Doubling Down on Sustainable Energy
Delving into the changes in stock and sector allocations of sustainable Funds in 1H22, we found that sustainable fund managers were increasing their positions on companies along the sustainable energy value chains. The top ten holdings are exclusively companies of renewable and battery industries and value chain giants. CATL is still the favorite, as fund managers hold more than RMB 16 bn worth of its stocks in 1H 22, or 8.03% of the total sustainable funds’ assets. The Chinese liquor giant Kweichow Moutai (600519.SH), despite not showing on the top 10 list in terms of total holding values, is named 39 times on the individual sustainable fund’s top 10 holding list in 1H22, which is a 77% increase to 2H21 (22 times). Overall, the sustainable funds’ portfolios are more concentrated than in 2H21, as the top 10 holdings account for 33% of total fund assets in 1H22, as opposed to 27% in 2H21.

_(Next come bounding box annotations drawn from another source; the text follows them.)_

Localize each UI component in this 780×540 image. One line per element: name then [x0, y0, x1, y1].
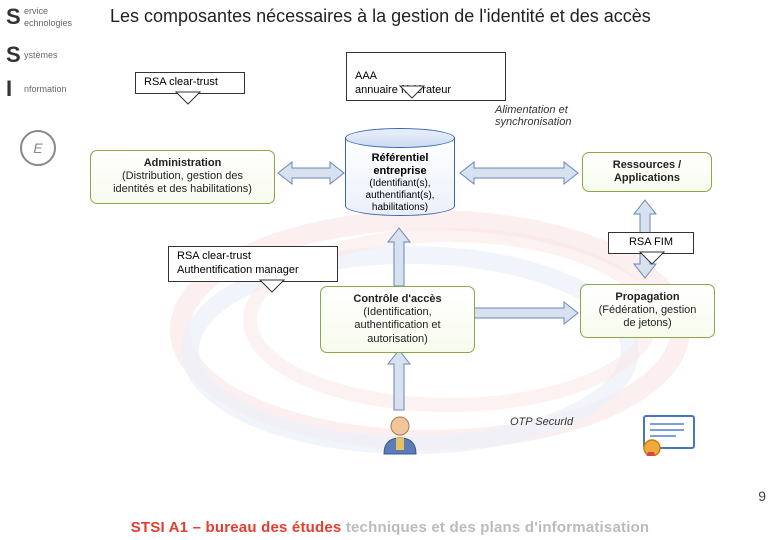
- sidebar-letter-s2: S: [6, 42, 21, 68]
- user-icon: [378, 412, 422, 456]
- footer-red: STSI A1 – bureau des études: [131, 519, 346, 536]
- annot-sync: Alimentation et synchronisation: [495, 104, 615, 128]
- node-admin-sub: (Distribution, gestion des identités et …: [101, 170, 264, 196]
- arrow-double-icon: [460, 300, 578, 326]
- tag-tail-icon: [176, 92, 200, 106]
- tag-tail-icon: [640, 252, 664, 266]
- arrow-up-icon: [386, 350, 412, 410]
- node-ressources: Ressources / Applications: [582, 152, 712, 192]
- cylinder-title: Référentiel entreprise: [346, 152, 454, 178]
- sidebar-letter-i: I: [6, 76, 12, 102]
- arrow-double-icon: [278, 160, 344, 186]
- sidebar-letter-s1: S: [6, 4, 21, 30]
- tag-auth-mgr-l2: Authentification manager: [177, 264, 329, 278]
- tag-rsa-fim-text: RSA FIM: [629, 236, 673, 248]
- slide-title: Les composantes nécessaires à la gestion…: [110, 6, 651, 27]
- arrow-double-icon: [460, 160, 578, 186]
- node-controle: Contrôle d'accès (Identification, authen…: [320, 286, 475, 353]
- node-prop-sub: (Fédération, gestion de jetons): [591, 304, 704, 330]
- node-access-sub: (Identification, authentification et aut…: [331, 306, 464, 346]
- tag-auth-mgr: RSA clear-trust Authentification manager: [168, 246, 338, 282]
- cylinder-sub: (Identifiant(s), authentifiant(s), habil…: [346, 178, 454, 214]
- footer-grey: techniques et des plans d'informatisatio…: [346, 519, 649, 536]
- annot-otp: OTP SecurId: [510, 416, 573, 428]
- node-admin-title: Administration: [101, 157, 264, 170]
- node-res-l2: Applications: [593, 172, 701, 185]
- page-number: 9: [758, 488, 766, 504]
- sidebar-word-tech: echnologies: [24, 18, 72, 28]
- sidebar-word-info: nformation: [24, 84, 67, 94]
- cylinder-body: Référentiel entreprise (Identifiant(s), …: [345, 138, 455, 216]
- tag-tail-icon: [400, 86, 424, 100]
- sidebar-word-service: ervice: [24, 6, 48, 16]
- cylinder-referentiel: Référentiel entreprise (Identifiant(s), …: [345, 128, 455, 216]
- tag-auth-mgr-l1: RSA clear-trust: [177, 250, 329, 264]
- node-access-title: Contrôle d'accès: [331, 293, 464, 306]
- cylinder-top: [345, 128, 455, 148]
- node-res-l1: Ressources /: [593, 159, 701, 172]
- tag-rsa-cleartrust: RSA clear-trust: [135, 72, 245, 94]
- node-administration: Administration (Distribution, gestion de…: [90, 150, 275, 204]
- sidebar-word-syst: ystèmes: [24, 50, 58, 60]
- tag-aaa: AAA annuaire fédérateur: [346, 52, 506, 101]
- arrow-up-icon: [386, 228, 412, 286]
- tag-tail-icon: [260, 280, 284, 294]
- node-propagation: Propagation (Fédération, gestion de jeto…: [580, 284, 715, 338]
- footer: STSI A1 – bureau des études techniques e…: [0, 519, 780, 536]
- certificate-icon: [640, 412, 700, 456]
- logo-circle-icon: E: [20, 130, 56, 166]
- node-prop-title: Propagation: [591, 291, 704, 304]
- tag-rsa-cleartrust-text: RSA clear-trust: [144, 76, 218, 88]
- tag-rsa-fim: RSA FIM: [608, 232, 694, 254]
- sidebar: S ervice echnologies S ystèmes I nformat…: [0, 0, 78, 540]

The funds’ sector allocations also demonstrate the trend of sustainable energy investment. Over half of the total fund assets is allocated in the power equipment sector, which are mainly composed of battery stocks, and non-ferrous metal sectors, specifically companies producing lithium, nickel, cobalt. There are also considerable changes in the rest of the sector allocations. Positions in the value sectors, such as food and beverage, chemicals, and banking are accumulated while positions in the electronics, healthcare, automotive, non-banking financial institutions, transportation and light manufacturing sectors were reduced in 1H 2022.